Together, these amount to over $4,500 per month (part of which is tax-free).
The Jacobses had no children, so he lives alone. Calvin owns a 2-bedroom rental
house that is next to his home, and the rental income from it covers the
mortgage payments for both the rental house and his house. Over the years,
Calvin and his late wife, Allie, always tried to put a little money aside each month.

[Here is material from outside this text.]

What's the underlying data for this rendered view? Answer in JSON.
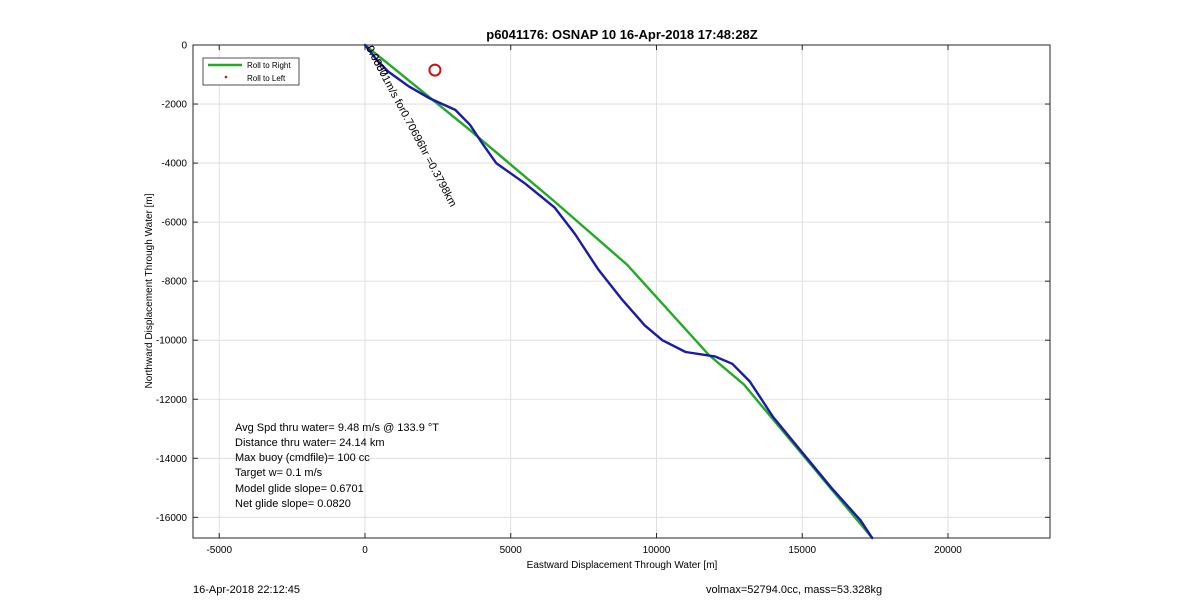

The results have been nothing short of phenomenal. The value of Calvin’s liquid
investments (all held in bank CDs and savings accounts) runs well into the 6
figures. Up to now, Calvin has just let his money grow and has not used any of
his savings to supplement his Social Security, pension, and rental income. But
things are about to change. Calvin has decided, “What the heck, it’s time I
start living the good life!” Calvin wants to travel and, in effect, start
reaping the benefits of his labors. He has therefore decided to move $100,000
from a savings account to 1 or 2 high-yielding mutual funds. He would like to
receive $1,000 to $1,500 a month from the fund(s) for as long as possible
because he plans to be around for a long time.
a. Given Calvin’s financial resources and investment objectives, what
kinds of mutual funds do
you think he should consider?
b. What factors in Calvin’s situation should be taken into
consideration in the fund selection
How might these affect Calvin’s course of action?